Abstract:Approximate nearest neighbor (ANN) query in high-dimensional Euclidean space is a key operator in database systems. For this query, quantization is a popular family of methods developed for compressing vectors and reducing memory consumption. Recently, a method called RaBitQ achieves the state-of-the-art performance among these methods. It produces better empirical performance in both accuracy and efficiency when using the same compression rate and provides rigorous theoretical guarantees. However, the method is only designed for compressing vectors at high compression rates (32x) and lacks support for achieving higher accuracy by using more space.

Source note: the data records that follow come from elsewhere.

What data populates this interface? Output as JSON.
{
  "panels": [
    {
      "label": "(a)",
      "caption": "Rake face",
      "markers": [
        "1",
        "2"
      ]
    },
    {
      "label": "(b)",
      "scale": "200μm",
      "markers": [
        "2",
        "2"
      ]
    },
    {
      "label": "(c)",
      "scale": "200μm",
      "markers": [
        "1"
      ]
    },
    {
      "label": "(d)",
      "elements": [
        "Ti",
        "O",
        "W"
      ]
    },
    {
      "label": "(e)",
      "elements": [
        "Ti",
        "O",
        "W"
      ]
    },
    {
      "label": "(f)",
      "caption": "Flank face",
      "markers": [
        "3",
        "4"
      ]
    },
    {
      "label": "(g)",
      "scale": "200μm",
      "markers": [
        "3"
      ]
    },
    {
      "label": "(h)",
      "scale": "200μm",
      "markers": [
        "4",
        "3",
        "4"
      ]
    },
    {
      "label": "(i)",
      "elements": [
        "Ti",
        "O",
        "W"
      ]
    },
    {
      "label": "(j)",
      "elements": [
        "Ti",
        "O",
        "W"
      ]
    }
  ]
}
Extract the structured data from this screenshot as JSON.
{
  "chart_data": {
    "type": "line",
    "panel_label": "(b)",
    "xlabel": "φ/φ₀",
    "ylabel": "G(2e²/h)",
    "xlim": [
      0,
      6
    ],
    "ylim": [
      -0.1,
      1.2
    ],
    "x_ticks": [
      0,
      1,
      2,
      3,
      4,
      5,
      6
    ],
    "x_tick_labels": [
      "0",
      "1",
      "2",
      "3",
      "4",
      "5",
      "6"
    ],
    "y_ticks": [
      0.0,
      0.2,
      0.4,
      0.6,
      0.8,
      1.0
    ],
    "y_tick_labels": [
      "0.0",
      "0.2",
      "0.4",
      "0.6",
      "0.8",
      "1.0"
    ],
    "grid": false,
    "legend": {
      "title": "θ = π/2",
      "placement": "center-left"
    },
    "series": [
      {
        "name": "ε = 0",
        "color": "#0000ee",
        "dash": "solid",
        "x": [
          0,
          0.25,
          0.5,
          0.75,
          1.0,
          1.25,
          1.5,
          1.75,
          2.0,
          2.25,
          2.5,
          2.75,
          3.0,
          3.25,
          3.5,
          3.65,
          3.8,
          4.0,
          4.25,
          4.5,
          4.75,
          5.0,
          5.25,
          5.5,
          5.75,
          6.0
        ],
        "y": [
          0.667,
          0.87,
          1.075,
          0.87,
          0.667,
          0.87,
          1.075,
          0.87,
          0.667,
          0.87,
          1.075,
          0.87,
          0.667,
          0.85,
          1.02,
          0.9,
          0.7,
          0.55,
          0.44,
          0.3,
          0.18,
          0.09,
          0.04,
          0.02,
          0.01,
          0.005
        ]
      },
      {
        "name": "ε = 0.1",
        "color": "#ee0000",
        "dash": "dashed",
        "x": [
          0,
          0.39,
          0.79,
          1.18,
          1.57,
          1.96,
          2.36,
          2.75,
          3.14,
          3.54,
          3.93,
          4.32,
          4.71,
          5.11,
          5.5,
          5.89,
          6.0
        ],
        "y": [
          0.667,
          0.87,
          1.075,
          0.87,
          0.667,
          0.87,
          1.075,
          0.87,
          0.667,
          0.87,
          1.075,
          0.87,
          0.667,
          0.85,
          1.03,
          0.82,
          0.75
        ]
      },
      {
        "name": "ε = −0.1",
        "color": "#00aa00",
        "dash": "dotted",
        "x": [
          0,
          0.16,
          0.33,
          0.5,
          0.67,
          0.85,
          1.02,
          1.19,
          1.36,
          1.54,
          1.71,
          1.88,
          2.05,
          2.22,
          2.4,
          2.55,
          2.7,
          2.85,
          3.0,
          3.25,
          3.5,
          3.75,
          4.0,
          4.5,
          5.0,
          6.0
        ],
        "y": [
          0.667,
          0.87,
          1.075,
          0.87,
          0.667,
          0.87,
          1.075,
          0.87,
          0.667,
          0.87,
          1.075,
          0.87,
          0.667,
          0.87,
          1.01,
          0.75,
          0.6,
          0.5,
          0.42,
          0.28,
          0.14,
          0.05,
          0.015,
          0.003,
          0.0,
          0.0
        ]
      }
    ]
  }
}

In this paper, we introduce a new quantization method to address this limitation by extending RaBitQ. The new method inherits the theoretical guarantees of RaBitQ and achieves the asymptotic optimality in terms of the trade-off between space and error bounds as to be proven in this study. Additionally, we present efficient implementations of the method, enabling its application to ANN queries to reduce both space and time consumption. Extensive experiments on real-world datasets confirm that our method consistently outperforms the state-of-the-art baselines in both accuracy and efficiency when using the same amount of memory.